Let’s try a quick exercise here. After you read this sentence, take a brief pause to see what you envision with the phrase “sake culture”. Okay, take that pause… Pause over. What came to mind? As I was writing this, I thought of sugidama, for example, the cedar balls hung outside breweries when the season’s first batch is pressed. I think it’s the time of year that brought this to mind. There’s a deep history behind these that touches on many other aspects of Japanese culture, including religion. I also thought of sake being enjoyed at New Years, as mentioned above. And how many retailers will pour a glass so that it overflows into the masu (square, wooden drinking vessel)? Everyone likes that custom of pouring. And the old, wooden interiors of the many kura (sake breweries) visited over the years floated to mind. The list goes on…
But as we looked back at what we’ve featured in the magazine to illustrate sake culture, two patterns became clear. We showcase a lot of food and for good reason. As we’ve explained in these pages, the evolution of sake and regional food has been inextricably intertwined. The flavors of each have influenced the other in symbiotic ways. Our regional sake writer, Haruo Matsuzaki, almost always touches on this. We usually enjoy sake with food; the two elevate each other. Unsurprisingly, perhaps, different regions have different pairing practices. Take sake overseas, and the great pairings just multiply.

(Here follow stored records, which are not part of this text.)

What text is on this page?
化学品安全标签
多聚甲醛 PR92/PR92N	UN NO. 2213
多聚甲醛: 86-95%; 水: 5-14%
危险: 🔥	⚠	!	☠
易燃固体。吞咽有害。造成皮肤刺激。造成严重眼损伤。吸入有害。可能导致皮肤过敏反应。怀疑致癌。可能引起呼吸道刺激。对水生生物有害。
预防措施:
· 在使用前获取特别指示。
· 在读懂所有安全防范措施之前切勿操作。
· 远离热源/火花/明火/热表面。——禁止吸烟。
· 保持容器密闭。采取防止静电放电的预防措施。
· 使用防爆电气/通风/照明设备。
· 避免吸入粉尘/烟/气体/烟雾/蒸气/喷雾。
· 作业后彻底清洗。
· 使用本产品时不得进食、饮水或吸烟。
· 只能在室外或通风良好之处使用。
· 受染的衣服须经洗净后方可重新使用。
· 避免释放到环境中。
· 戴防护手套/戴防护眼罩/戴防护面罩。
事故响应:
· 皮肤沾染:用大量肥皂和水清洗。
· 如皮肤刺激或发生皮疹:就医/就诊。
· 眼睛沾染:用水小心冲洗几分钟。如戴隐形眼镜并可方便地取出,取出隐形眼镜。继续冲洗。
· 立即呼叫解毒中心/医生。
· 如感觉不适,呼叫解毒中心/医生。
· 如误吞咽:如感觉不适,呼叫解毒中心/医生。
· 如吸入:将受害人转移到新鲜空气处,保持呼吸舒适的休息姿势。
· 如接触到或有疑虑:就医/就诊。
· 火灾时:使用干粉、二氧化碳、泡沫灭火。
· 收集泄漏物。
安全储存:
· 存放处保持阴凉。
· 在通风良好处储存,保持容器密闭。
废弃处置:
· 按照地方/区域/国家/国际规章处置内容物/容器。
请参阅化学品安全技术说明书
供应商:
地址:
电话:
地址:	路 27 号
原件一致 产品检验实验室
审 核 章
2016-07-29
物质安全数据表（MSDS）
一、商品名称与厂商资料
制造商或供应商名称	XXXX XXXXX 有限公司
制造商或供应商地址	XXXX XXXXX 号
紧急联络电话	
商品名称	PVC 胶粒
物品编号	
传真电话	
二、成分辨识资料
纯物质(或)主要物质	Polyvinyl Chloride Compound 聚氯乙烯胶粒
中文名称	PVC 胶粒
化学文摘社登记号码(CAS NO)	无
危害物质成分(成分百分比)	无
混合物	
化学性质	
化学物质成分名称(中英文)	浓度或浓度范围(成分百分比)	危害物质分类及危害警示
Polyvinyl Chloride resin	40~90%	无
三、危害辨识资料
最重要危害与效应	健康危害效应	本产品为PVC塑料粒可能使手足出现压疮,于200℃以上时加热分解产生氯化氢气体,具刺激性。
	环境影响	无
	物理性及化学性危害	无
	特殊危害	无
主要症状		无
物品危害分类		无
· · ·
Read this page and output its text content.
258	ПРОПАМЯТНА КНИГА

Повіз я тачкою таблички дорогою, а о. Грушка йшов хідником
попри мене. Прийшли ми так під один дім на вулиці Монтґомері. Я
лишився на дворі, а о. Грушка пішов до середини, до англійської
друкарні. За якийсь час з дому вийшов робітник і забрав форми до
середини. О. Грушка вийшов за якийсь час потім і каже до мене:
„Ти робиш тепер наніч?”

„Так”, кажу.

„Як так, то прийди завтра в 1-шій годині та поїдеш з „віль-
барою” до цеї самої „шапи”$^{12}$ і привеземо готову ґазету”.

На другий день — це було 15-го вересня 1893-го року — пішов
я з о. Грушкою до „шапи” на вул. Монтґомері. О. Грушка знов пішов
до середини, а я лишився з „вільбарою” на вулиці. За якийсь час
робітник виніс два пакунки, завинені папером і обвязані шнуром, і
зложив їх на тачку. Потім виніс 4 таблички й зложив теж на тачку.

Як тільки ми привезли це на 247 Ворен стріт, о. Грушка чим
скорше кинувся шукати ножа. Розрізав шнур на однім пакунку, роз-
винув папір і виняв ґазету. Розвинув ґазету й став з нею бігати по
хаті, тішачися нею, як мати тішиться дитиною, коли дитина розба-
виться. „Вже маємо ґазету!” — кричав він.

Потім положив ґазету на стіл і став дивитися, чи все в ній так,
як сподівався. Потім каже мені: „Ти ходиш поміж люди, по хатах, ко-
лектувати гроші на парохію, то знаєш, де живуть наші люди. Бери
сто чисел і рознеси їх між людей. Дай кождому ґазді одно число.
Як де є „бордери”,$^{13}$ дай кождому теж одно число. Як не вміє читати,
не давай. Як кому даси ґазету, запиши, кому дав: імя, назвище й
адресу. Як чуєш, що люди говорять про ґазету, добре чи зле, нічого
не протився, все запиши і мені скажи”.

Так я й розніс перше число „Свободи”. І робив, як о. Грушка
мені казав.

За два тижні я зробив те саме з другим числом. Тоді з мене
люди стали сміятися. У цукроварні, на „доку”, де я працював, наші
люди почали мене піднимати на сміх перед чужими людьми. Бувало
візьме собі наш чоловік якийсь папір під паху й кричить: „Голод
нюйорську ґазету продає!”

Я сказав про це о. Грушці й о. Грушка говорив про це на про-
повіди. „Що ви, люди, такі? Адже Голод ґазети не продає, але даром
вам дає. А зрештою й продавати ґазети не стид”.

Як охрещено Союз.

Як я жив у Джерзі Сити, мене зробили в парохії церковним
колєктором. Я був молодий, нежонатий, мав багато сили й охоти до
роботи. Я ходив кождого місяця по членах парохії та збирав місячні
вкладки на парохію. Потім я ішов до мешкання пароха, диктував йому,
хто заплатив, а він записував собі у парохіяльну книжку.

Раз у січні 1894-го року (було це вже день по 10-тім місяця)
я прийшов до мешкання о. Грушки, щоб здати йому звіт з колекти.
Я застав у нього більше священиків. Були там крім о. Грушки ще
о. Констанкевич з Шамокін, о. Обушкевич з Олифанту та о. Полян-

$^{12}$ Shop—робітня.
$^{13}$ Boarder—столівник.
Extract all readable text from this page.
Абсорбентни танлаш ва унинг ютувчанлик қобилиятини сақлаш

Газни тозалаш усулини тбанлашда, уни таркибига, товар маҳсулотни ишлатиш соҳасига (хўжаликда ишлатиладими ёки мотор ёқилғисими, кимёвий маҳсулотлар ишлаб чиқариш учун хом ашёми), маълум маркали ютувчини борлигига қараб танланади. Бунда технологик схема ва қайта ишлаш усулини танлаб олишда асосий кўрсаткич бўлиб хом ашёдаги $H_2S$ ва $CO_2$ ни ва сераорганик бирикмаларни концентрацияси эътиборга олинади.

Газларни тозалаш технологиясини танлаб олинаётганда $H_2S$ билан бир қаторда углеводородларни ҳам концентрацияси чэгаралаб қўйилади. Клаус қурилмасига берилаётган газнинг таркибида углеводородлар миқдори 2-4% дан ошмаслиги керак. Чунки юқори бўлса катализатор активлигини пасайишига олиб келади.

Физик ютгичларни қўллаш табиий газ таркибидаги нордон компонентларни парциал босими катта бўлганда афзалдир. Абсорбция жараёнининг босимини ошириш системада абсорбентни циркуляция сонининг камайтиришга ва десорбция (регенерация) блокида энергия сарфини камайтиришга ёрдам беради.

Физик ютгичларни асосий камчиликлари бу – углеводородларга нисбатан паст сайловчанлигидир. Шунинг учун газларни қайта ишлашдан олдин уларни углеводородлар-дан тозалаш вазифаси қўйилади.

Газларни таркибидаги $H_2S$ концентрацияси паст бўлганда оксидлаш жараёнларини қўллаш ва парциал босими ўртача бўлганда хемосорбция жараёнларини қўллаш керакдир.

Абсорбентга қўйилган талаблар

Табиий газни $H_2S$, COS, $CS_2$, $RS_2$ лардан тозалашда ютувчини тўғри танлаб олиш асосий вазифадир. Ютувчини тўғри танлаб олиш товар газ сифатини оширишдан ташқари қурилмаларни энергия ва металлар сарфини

While Japan’s major cities usually have a restaurant or two that specialize in a certain prefecture’s sake and food, you really have to travel to those locales to get a fully satisfying experience. And so we offer a lot of travel features, of course. Nothing beats traveling to a brewery (if it has a tasting room), staying in a locally owned lodge, and trying the local delicacies. It’s always an adventure because you can’t avoid the unexpected. You’ll discover much about Japan and its people on the road. With the right attitude, this will enrich your life.
Our new subtitle serves two purposes. It tells people who might not be aware of what “sake culture” means that they’ll at least find a lot about Japan travel and food in these pages–and who doesn’t like that? Yes, it’s partly a marketing ploy. But it also reaffirms our commitment to these quintessential topics. If we’re ‘celebrating’ the world of sake culture, then we’re usually doing it on the road and with great food. We hope you soon get the chance to do so, too. May this magazine simply be your first step.